The formation of the panel fulfills a commitment in Our Clean Future, the government’s current strategy document for climate change and green energy that was released in 2020. The current panelists will have a term lasting a year and attend monthly virtual meetings and three in-person meetings.
A number of the panelists, including 25-year-old Sruthee Govindaraj, referenced the work of Greta Thunberg in demonstrating how important — and powerful — youth voices can be on climate change.
“It has to be a global effort,” said Govindaraj, who has a background in biology and is currently studying climate change at Yukon University.
“I’ve traveled all around the world and met a lot of people and a lot of youth that are very passionate about climate change and protecting the environment in the future. When I came back home, I was like, ‘This is my home, I need to protect it, and I’ve got to do what I can,’” she said.
Other individuals from Whitehorse on the panel include 21-year-old Abeer Ahmad, 15-year-old Bruce Porter, 24-year-old Jasmine Bill (who is also a member of the Kwanlin Dün First Nation), 23-year-old Jagger Jamieson (who is a member of Champagne Aishihik First Nation), 12-year-old Sarah Booth, 14-year-old Sophie Molgat (who is also from Nak’azdli First Nation in northern B.C.) and 12-year-old Koome Marangu.
Representing Mayo and the First Nation of Na-Cho Nyak Dun, 23-year-old Kadrienne Hummel said she has attended a climate action conference in the past and was particularly interested in the effects of climate change after a canoe trip with CPAWS Yukon on her traditional territory.
“Being that I grew up in a rural community and not in Whitehorse, I can kind of see more of an impact. There’s less people around and more wilderness close by,” she said.
“I think that for First Nations people, they find a lot of their empowerment from the wilderness and from the outdoors and being able to practice their cultures,” she explained. “Maybe because of the loss of a species or something else, it’s kind of scary to think that all these people with these traditional ways of life won’t be able to pass it on to their children or their children won’t be able to pass it on.”

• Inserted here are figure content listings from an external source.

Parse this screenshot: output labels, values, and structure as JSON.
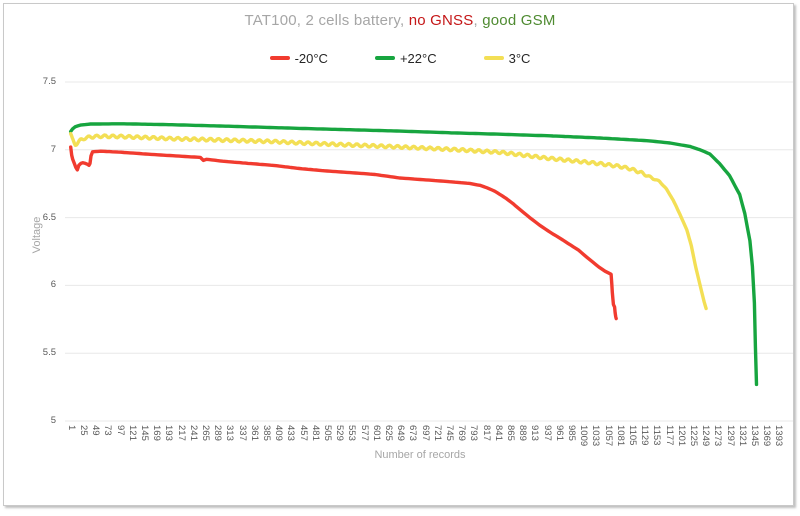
{
  "colors": {
    "background": "#FFFFFF",
    "frame_border": "#C9C9C9",
    "gridline": "#E8E8E8",
    "tick_text": "#595959",
    "axis_title_text": "#A6A6A6",
    "legend_text": "#262626",
    "title_gray": "#A6A6A6",
    "title_red": "#C51718",
    "title_green": "#4F8B31"
  },
  "chart_data": {
    "type": "line",
    "title": "TAT100, 2 cells battery, no GNSS, good GSM",
    "title_segments": [
      {
        "text": "TAT100, 2 cells battery, ",
        "color": "#A6A6A6"
      },
      {
        "text": "no GNSS",
        "color": "#C51718"
      },
      {
        "text": ", ",
        "color": "#A6A6A6"
      },
      {
        "text": "good GSM",
        "color": "#4F8B31"
      }
    ],
    "xlabel": "Number of records",
    "ylabel": "Voltage",
    "ylim": [
      5,
      7.5
    ],
    "xlim": [
      1,
      1393
    ],
    "y_ticks": [
      7.5,
      7,
      6.5,
      6,
      5.5,
      5
    ],
    "x_ticks": [
      1,
      25,
      49,
      73,
      97,
      121,
      145,
      169,
      193,
      217,
      241,
      265,
      289,
      313,
      337,
      361,
      385,
      409,
      433,
      457,
      481,
      505,
      529,
      553,
      577,
      601,
      625,
      649,
      673,
      697,
      721,
      745,
      769,
      793,
      817,
      841,
      865,
      889,
      913,
      937,
      961,
      985,
      1009,
      1033,
      1057,
      1081,
      1105,
      1129,
      1153,
      1177,
      1201,
      1225,
      1249,
      1273,
      1297,
      1321,
      1345,
      1369,
      1393
    ],
    "grid": "horizontal",
    "legend_position": "top",
    "series": [
      {
        "name": "-20°C",
        "color": "#F13B2F",
        "points": [
          [
            1,
            7.02
          ],
          [
            3,
            6.96
          ],
          [
            5,
            6.93
          ],
          [
            8,
            6.9
          ],
          [
            11,
            6.87
          ],
          [
            14,
            6.852
          ],
          [
            17,
            6.885
          ],
          [
            21,
            6.9
          ],
          [
            25,
            6.905
          ],
          [
            30,
            6.9
          ],
          [
            34,
            6.893
          ],
          [
            37,
            6.886
          ],
          [
            39,
            6.9
          ],
          [
            41,
            6.955
          ],
          [
            44,
            6.985
          ],
          [
            60,
            6.99
          ],
          [
            100,
            6.982
          ],
          [
            160,
            6.966
          ],
          [
            220,
            6.952
          ],
          [
            256,
            6.944
          ],
          [
            262,
            6.922
          ],
          [
            268,
            6.93
          ],
          [
            300,
            6.916
          ],
          [
            350,
            6.9
          ],
          [
            400,
            6.885
          ],
          [
            451,
            6.862
          ],
          [
            500,
            6.845
          ],
          [
            550,
            6.832
          ],
          [
            600,
            6.818
          ],
          [
            648,
            6.792
          ],
          [
            700,
            6.778
          ],
          [
            746,
            6.765
          ],
          [
            786,
            6.752
          ],
          [
            806,
            6.738
          ],
          [
            820,
            6.72
          ],
          [
            835,
            6.695
          ],
          [
            845,
            6.672
          ],
          [
            858,
            6.64
          ],
          [
            872,
            6.6
          ],
          [
            886,
            6.555
          ],
          [
            904,
            6.5
          ],
          [
            925,
            6.44
          ],
          [
            945,
            6.39
          ],
          [
            969,
            6.335
          ],
          [
            1000,
            6.26
          ],
          [
            1022,
            6.19
          ],
          [
            1040,
            6.135
          ],
          [
            1052,
            6.105
          ],
          [
            1060,
            6.09
          ],
          [
            1064,
            6.082
          ],
          [
            1065.5,
            6.01
          ],
          [
            1066.5,
            5.95
          ],
          [
            1067.5,
            5.9
          ],
          [
            1068.5,
            5.86
          ],
          [
            1071,
            5.84
          ],
          [
            1072,
            5.8
          ],
          [
            1073,
            5.77
          ],
          [
            1074,
            5.755
          ]
        ]
      },
      {
        "name": "+22°C",
        "color": "#17A53F",
        "points": [
          [
            1,
            7.135
          ],
          [
            5,
            7.155
          ],
          [
            10,
            7.17
          ],
          [
            20,
            7.182
          ],
          [
            40,
            7.19
          ],
          [
            100,
            7.192
          ],
          [
            200,
            7.185
          ],
          [
            300,
            7.175
          ],
          [
            451,
            7.158
          ],
          [
            550,
            7.148
          ],
          [
            648,
            7.138
          ],
          [
            750,
            7.125
          ],
          [
            845,
            7.115
          ],
          [
            944,
            7.103
          ],
          [
            1042,
            7.087
          ],
          [
            1140,
            7.066
          ],
          [
            1180,
            7.05
          ],
          [
            1219,
            7.025
          ],
          [
            1239,
            7.0
          ],
          [
            1258,
            6.97
          ],
          [
            1277,
            6.9
          ],
          [
            1297,
            6.81
          ],
          [
            1317,
            6.67
          ],
          [
            1327,
            6.53
          ],
          [
            1337,
            6.33
          ],
          [
            1342,
            6.14
          ],
          [
            1346,
            5.87
          ],
          [
            1348,
            5.55
          ],
          [
            1350,
            5.27
          ]
        ]
      },
      {
        "name": "3°C",
        "color": "#F3DF55",
        "points": [
          [
            1,
            7.115
          ],
          [
            4,
            7.08
          ],
          [
            7,
            7.055
          ],
          [
            10,
            7.04
          ],
          [
            14,
            7.05
          ],
          [
            20,
            7.07
          ],
          [
            28,
            7.085
          ],
          [
            40,
            7.095
          ],
          [
            60,
            7.1
          ],
          [
            100,
            7.098
          ],
          [
            200,
            7.082
          ],
          [
            300,
            7.072
          ],
          [
            400,
            7.061
          ],
          [
            451,
            7.051
          ],
          [
            550,
            7.036
          ],
          [
            648,
            7.021
          ],
          [
            750,
            7.003
          ],
          [
            845,
            6.982
          ],
          [
            904,
            6.955
          ],
          [
            934,
            6.94
          ],
          [
            1000,
            6.915
          ],
          [
            1041,
            6.898
          ],
          [
            1080,
            6.878
          ],
          [
            1100,
            6.862
          ],
          [
            1121,
            6.835
          ],
          [
            1140,
            6.8
          ],
          [
            1160,
            6.765
          ],
          [
            1173,
            6.71
          ],
          [
            1186,
            6.63
          ],
          [
            1200,
            6.52
          ],
          [
            1213,
            6.41
          ],
          [
            1222,
            6.29
          ],
          [
            1229,
            6.16
          ],
          [
            1236,
            6.05
          ],
          [
            1243,
            5.94
          ],
          [
            1247,
            5.88
          ],
          [
            1251,
            5.83
          ]
        ],
        "wiggle": {
          "amplitude": 0.01,
          "period": 16
        }
      }
    ]
  }
}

Others from outside Whitehorse include 20-year-old Azreil Allen representing the Champagne and Aishihik First Nation and Haines Junction, 20-year-old Lexie Braden in Dawson and 17-year-old Min Stad from Carcross.
Minister John Streicker, who attended the first meeting along with the premier, said ultimately it will be up to the youth on the panel to decide how they want to influence the government — whether they host a summit or prepare a final report.
“I think what they will do is they will offer us advice or suggestions about how we can improve the climate change strategy,” he said. “When I was talking with him, I said, you know, ‘Feel free to tell us where this should be better.’”
Asked how the government will ensure their voices get heard on a policy level, he said he believes the group won’t shy away from expressing themselves if that doesn’t end up being the case.
“I’m not saying that we’ll be able to deliver on everything. But if they don’t see some sincere efforts on our part, I think that they would hold us to account,” he said.
“You could tell that they brought a range of perspectives and you could tell that they all shared a passion for making sure that we as a territory move in a more sustainable path.”